I agree that there are some theoretical issues with MEMF and it is also inconvenient as it requires external knowledge and it would have been better if amiga had been forced into providing a better solution. My argument is that having a central system which coordinated memory allocation between components so they are as optimal as possible and only if that all falls down a fallback that allocates buffers is a much better solution than what you propose.
Then again, where do you suppose to make the cut? At File system level? At user program level? If you make it at file system level, there is no freaking difference. Wether the FFS copies the data, or the device copies the data makes no difference. The data needs copying anyhow. Broken hardware causes problems. If the user has to copy data, you're putting a lot of burden and responsibility at the user level, and given the general leeway users handle AmigaOs requirements, this does not explicitly help to improve the robustness of the overall system. Leave alone you're also creating problems at interoperability level - POSIX and the C-standard lib do not know anything about memory types, thus any program requiring any type of interoperability would require a C-library layer which performs the copy. One way or another, you cannot get rid of the copy except in exceptionally good circumstances, and *that* is something you could arrange *even though* the device implements a copy if it has to.
I don't have a problem with a device signalling "oh, by the way, I would work faster if you would align buffers in this specific way". I do have a problem with devices "constructed" the way we find them today "Oh, if you don't allocate memory properly, I will just overwrite some other random stuff and probably hang or crash, depending on my mood..."

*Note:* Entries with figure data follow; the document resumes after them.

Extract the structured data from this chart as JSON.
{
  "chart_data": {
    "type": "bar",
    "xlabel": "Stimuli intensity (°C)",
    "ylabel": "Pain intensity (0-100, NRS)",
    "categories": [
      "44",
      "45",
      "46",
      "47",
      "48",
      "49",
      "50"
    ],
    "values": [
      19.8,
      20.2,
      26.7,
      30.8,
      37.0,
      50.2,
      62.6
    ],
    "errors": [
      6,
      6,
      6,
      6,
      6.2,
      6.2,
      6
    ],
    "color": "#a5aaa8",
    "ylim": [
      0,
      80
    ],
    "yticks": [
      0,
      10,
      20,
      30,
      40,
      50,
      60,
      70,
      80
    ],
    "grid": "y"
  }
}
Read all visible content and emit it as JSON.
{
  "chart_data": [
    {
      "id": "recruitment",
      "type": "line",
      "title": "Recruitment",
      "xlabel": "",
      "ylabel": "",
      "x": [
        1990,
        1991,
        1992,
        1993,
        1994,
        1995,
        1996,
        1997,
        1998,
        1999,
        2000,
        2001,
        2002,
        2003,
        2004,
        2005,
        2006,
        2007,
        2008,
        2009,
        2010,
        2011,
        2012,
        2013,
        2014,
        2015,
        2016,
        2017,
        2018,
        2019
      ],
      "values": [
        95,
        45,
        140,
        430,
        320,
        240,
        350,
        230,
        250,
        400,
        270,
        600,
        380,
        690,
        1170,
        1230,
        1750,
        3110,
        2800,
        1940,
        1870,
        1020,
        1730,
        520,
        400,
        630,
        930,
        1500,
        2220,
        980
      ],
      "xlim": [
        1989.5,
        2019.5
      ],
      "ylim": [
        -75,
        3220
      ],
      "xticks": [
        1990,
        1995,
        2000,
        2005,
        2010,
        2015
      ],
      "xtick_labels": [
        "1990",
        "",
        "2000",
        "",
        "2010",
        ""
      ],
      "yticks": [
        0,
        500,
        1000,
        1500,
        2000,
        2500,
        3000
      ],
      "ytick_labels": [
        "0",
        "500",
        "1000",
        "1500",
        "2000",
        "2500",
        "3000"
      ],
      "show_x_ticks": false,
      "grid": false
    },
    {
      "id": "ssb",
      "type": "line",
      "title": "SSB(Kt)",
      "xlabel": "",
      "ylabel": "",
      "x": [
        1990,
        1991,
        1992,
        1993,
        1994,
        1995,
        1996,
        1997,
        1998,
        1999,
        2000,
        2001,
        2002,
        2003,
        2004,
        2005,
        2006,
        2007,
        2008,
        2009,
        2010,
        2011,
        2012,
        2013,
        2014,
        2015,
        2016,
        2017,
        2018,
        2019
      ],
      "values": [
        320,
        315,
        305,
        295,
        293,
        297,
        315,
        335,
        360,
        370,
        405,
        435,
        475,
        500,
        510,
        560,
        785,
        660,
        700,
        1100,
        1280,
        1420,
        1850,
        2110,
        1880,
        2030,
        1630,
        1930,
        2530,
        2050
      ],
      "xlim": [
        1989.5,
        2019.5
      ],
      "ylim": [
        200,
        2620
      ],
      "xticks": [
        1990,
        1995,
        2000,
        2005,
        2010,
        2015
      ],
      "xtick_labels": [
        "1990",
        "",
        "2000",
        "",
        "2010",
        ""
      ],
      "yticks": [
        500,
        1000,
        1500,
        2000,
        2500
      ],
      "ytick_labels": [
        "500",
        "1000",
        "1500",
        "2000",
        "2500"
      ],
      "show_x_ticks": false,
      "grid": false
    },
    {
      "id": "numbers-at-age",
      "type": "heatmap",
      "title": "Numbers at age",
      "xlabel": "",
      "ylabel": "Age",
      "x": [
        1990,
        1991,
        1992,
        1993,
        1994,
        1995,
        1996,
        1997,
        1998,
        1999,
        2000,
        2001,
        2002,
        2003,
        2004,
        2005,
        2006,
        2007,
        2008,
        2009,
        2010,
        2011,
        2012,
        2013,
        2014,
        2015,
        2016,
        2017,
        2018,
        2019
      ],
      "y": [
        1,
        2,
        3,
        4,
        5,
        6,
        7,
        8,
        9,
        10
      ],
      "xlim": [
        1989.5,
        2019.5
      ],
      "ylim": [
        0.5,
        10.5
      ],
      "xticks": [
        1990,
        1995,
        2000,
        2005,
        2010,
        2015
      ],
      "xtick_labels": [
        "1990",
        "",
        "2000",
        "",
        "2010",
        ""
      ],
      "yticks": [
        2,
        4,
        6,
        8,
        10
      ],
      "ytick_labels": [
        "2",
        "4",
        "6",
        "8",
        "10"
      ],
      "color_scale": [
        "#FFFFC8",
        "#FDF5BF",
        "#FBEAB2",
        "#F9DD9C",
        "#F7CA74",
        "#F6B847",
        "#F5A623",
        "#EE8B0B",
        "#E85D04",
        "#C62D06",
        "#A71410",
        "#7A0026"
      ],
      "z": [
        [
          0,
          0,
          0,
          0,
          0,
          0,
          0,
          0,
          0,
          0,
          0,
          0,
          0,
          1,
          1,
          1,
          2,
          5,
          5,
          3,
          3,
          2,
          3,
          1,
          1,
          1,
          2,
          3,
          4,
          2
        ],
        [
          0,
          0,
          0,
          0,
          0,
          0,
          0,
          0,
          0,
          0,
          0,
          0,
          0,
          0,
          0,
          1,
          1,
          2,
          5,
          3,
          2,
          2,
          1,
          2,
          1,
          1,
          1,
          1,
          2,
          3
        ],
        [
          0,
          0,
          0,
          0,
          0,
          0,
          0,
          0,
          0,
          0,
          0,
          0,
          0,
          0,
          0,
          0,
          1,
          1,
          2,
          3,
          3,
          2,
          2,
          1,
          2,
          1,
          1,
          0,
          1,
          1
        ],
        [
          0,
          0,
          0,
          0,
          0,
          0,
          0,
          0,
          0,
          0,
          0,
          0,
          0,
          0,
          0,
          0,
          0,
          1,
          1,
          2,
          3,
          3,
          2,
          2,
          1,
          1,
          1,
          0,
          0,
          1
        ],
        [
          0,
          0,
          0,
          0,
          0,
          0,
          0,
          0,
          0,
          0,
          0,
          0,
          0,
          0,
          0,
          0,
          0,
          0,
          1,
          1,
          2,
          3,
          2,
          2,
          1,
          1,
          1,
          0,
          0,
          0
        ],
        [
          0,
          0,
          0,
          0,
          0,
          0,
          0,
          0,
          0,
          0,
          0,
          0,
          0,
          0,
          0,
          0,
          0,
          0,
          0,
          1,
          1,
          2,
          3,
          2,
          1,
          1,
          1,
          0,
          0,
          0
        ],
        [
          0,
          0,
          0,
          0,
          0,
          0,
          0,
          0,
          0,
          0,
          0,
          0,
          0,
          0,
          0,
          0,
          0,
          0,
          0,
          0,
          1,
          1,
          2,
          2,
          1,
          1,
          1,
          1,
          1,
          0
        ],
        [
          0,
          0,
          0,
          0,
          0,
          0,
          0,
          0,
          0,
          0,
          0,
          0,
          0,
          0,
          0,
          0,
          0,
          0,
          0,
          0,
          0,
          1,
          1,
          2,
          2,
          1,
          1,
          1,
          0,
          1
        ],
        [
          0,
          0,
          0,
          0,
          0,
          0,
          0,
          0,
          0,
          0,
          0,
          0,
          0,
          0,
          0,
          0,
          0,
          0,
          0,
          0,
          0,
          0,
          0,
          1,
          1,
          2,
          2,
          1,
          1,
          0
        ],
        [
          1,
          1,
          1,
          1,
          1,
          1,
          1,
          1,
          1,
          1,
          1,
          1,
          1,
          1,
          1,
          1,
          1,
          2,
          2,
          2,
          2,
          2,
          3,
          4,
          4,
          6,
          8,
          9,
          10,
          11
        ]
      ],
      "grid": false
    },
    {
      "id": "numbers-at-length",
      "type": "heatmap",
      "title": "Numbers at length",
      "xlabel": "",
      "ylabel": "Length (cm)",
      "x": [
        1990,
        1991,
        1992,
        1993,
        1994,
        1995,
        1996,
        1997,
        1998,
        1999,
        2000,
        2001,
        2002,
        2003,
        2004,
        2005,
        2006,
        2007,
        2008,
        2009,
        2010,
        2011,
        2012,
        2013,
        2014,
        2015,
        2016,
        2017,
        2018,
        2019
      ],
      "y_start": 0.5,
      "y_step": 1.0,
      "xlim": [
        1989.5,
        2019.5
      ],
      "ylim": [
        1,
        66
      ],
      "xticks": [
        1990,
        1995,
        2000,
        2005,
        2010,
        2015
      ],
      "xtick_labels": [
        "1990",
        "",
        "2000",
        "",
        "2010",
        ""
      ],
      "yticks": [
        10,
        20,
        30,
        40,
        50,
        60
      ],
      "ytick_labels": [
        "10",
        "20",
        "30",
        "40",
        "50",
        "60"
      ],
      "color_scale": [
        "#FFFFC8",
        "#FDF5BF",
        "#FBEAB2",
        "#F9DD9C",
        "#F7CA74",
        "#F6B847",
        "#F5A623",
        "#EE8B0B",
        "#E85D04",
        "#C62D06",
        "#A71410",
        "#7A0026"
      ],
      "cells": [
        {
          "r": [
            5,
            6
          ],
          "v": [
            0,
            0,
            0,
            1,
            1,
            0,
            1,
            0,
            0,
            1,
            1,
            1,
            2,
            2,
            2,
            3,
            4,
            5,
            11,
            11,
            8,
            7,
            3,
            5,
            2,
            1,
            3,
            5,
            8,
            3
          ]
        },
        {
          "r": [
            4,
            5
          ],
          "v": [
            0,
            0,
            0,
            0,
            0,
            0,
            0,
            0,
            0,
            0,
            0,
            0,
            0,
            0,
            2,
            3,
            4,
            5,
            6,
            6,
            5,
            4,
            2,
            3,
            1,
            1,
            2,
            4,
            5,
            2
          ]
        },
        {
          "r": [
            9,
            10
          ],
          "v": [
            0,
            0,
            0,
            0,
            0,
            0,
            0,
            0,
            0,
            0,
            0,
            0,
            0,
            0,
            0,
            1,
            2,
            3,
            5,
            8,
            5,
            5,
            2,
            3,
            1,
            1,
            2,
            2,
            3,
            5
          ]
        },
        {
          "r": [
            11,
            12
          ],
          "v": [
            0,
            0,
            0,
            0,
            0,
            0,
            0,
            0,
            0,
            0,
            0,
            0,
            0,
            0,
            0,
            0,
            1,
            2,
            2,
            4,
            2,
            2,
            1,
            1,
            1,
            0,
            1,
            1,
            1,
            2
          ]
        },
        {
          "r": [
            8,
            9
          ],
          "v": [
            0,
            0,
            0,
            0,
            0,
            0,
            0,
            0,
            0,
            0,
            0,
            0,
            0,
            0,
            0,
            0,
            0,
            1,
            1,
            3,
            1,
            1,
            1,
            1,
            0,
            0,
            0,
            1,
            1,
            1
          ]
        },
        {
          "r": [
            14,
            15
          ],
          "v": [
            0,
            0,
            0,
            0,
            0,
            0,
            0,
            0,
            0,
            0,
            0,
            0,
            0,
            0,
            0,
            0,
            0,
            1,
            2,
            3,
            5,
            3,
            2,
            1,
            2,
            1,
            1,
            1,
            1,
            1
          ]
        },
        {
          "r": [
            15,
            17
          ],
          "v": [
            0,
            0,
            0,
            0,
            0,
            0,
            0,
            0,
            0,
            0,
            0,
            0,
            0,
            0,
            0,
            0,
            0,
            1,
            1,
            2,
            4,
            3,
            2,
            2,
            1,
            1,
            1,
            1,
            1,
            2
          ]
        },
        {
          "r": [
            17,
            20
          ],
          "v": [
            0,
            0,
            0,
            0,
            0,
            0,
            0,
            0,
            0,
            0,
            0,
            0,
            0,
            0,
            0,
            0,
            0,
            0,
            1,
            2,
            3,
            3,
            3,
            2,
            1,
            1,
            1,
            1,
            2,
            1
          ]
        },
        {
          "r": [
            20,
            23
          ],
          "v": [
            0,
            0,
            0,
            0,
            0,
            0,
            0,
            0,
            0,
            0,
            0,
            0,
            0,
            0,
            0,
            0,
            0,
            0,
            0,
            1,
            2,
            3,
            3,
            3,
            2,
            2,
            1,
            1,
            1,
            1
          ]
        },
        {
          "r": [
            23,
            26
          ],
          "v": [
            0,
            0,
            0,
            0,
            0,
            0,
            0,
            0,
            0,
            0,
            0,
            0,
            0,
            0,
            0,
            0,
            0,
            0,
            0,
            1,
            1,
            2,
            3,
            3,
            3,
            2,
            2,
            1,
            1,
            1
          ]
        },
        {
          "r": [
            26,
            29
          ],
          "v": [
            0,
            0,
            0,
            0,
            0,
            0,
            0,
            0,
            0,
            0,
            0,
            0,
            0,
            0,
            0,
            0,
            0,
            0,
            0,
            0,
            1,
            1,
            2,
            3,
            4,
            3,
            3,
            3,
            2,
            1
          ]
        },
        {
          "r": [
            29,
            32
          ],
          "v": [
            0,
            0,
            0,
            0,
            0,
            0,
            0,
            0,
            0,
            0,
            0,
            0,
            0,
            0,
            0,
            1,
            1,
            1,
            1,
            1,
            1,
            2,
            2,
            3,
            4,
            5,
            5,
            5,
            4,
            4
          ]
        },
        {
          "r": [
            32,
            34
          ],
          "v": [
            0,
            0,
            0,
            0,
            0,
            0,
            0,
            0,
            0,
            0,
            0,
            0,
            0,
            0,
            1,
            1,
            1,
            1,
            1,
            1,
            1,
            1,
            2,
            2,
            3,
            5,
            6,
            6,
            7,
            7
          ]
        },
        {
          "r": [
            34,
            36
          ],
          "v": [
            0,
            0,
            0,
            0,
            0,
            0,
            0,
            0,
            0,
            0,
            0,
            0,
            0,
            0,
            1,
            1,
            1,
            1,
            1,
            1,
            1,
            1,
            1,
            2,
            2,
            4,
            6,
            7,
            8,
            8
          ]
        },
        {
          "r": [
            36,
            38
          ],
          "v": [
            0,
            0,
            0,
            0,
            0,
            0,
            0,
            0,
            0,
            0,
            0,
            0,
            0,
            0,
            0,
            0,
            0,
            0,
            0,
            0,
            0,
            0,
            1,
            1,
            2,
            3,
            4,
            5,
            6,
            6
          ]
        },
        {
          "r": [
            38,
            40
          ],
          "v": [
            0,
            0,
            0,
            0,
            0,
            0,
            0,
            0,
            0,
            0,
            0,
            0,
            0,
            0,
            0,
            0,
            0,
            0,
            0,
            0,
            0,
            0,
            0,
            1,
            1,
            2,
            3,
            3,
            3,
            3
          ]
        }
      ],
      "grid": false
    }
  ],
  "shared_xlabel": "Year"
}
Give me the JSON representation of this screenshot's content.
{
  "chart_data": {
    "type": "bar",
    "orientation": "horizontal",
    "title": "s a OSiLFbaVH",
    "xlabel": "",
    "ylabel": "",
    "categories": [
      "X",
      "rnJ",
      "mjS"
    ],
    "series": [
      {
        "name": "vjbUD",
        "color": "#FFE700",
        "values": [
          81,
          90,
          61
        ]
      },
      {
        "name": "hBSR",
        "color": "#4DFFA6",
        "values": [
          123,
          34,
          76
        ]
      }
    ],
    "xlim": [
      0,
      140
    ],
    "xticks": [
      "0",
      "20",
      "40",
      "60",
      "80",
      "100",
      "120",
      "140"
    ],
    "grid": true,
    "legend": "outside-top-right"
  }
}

AmigaOS is the only one that sends messages without copying them too. I understand your argument, I understand why the other operating systems do it that way. I don't buy that it's the correct way that AmigaOS should work.
AmigaOs passes by reference because that's simply the only thing that could reasonably be done back then with the limited resources of the 68K. Other systems had no multithreading at all (Apple, MS) and would require running in circles to create the illusion (MacOs copying entire patch-tables for its system resource to keep programs happy, as in "SetFunction() would be task specific". If you would construct a system nowadays, you would probably just copy the messages from one address space to another, just to make sure that you isolate tasks properly. But that's an entirely different discussion. At least theoretically, message passing by pointers is working. But given that there is not even an interface to query memory requirements of devices makes the current system completely corrupt. The end user simply "has to know" what a device can do, and there is not even a central repository to store such information. It is exclusively used by the filing system, but *other* programs having to access the harddisk somehow have to know the right values "by magic". Or not - and create a disaster.
I've been in a similar position to you where I've justified each component doing copies on a framework that I built, but it all ended up being memory hungry and slow. On a further redesign I was able to reverse my decision and the difference was visible.
But we're talking about AmigaOs, and as I already said: At *some* point, the copy has to be made. At file system level, or at device level. The question is just *where*. And the answer is quite obvious: Whoever created the mess must clean up. So it's the device because that's the only point where all the knowledge about constraints and restrictions is known. Hopefully. The filing system or the end user can hardly know all the details.